Gimli Mountain, 2744m, Canada

Gimli is a 2744 m mountain summit located in the Valhalla Ranges of the Selkirk Mountains in British Columbia, Canada. Gimli is the sixth-highest point in the Valhalla Ranges, with the highest being Gladsheim Peak, 2 km to the north-northwest. It is situated in southern Valhalla Provincial Park, 2.5 km east of Gimli Peak, and 10 km west of Slocan and Slocan Lake. Gimli is more notable for its steep rise above local terrain than for its absolute elevation as topographic relief is significant with the summit rising 1,500 meters (4,920 ft) above Mulvey Creek in 1.5 km.

==History==
The name "Valhalla Mountains" first appeared in George Mercer Dawson's Geological Survey of Canada map published in 1890. Dawson applied names derived from Scandinavian mythology to several of the mountain ranges and peaks in Southern Kootenay. This landform's toponym was officially adopted as "Mount Dag" on March 3, 1971, at the request of the Kootenay Mountaineering Club, but it was officially changed to Gimli on April 29, 1998, by the Geographical Names Board of Canada at the request of local residents.

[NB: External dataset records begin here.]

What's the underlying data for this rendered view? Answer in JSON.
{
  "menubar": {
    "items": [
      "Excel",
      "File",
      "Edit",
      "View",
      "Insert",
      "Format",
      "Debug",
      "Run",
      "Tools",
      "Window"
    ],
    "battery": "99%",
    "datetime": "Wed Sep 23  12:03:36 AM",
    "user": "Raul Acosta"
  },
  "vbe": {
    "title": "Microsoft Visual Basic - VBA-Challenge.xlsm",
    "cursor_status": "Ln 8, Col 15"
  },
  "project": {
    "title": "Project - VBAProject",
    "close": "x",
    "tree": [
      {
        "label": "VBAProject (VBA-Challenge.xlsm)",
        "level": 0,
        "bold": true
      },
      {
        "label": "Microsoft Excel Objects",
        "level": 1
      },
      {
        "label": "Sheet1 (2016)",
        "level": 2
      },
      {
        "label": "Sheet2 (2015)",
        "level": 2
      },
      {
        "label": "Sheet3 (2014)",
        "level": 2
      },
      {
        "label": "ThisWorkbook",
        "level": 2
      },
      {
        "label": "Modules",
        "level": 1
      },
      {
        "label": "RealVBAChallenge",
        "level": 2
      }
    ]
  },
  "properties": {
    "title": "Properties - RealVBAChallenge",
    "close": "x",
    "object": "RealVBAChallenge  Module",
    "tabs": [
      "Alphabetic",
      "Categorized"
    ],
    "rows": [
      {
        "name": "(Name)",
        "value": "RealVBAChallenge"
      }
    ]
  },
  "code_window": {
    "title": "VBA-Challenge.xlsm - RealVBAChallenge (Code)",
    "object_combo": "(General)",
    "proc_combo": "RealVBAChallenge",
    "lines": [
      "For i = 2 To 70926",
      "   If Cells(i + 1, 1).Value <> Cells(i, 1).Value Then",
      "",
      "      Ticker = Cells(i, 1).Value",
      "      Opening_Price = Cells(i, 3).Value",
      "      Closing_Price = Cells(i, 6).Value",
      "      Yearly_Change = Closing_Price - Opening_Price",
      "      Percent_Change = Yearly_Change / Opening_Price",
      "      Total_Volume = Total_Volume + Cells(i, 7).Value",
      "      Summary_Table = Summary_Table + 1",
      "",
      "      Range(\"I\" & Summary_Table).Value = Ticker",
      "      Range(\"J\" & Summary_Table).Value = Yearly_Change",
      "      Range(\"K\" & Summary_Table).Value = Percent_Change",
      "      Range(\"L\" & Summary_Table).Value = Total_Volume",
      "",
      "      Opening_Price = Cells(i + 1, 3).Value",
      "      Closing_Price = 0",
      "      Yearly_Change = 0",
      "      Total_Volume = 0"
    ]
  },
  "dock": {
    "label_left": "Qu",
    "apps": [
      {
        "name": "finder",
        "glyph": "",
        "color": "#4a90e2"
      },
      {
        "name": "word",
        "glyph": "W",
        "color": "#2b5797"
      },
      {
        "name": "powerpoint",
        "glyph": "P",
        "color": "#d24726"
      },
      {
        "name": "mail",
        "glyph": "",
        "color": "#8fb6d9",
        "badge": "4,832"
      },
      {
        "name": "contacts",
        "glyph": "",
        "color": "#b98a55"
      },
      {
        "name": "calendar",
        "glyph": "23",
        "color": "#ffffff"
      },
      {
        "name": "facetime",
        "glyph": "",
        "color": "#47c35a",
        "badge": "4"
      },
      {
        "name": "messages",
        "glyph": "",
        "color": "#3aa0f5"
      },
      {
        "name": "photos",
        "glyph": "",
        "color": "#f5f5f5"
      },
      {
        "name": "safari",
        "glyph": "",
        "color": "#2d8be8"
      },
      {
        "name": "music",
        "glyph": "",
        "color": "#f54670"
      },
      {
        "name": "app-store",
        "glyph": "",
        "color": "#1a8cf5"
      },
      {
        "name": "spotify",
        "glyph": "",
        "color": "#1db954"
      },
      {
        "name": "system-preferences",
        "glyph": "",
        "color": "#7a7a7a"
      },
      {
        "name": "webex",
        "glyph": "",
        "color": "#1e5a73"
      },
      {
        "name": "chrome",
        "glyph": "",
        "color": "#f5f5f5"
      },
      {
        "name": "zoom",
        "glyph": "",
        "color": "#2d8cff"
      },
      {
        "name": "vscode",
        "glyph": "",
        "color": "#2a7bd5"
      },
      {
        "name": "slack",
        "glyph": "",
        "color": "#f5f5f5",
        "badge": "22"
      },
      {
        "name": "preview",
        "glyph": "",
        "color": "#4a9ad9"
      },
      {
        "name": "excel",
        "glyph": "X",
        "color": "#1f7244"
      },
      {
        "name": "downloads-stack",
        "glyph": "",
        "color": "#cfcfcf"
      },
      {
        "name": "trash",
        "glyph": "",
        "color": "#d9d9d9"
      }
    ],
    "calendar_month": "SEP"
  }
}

According to Norse mythology, Gimli is the place where the righteous survivors of Ragnarök (doomsday when heaven and earth are destroyed) are foretold to live.

==Climate==
Based on the Köppen climate classification, Gimli has a subarctic climate with cold, snowy winters, and mild summers. Winter temperatures can drop below −20 °C with wind chill factors below −30 °C. Precipitation runoff from the mountain drains into tributaries of the Slocan River.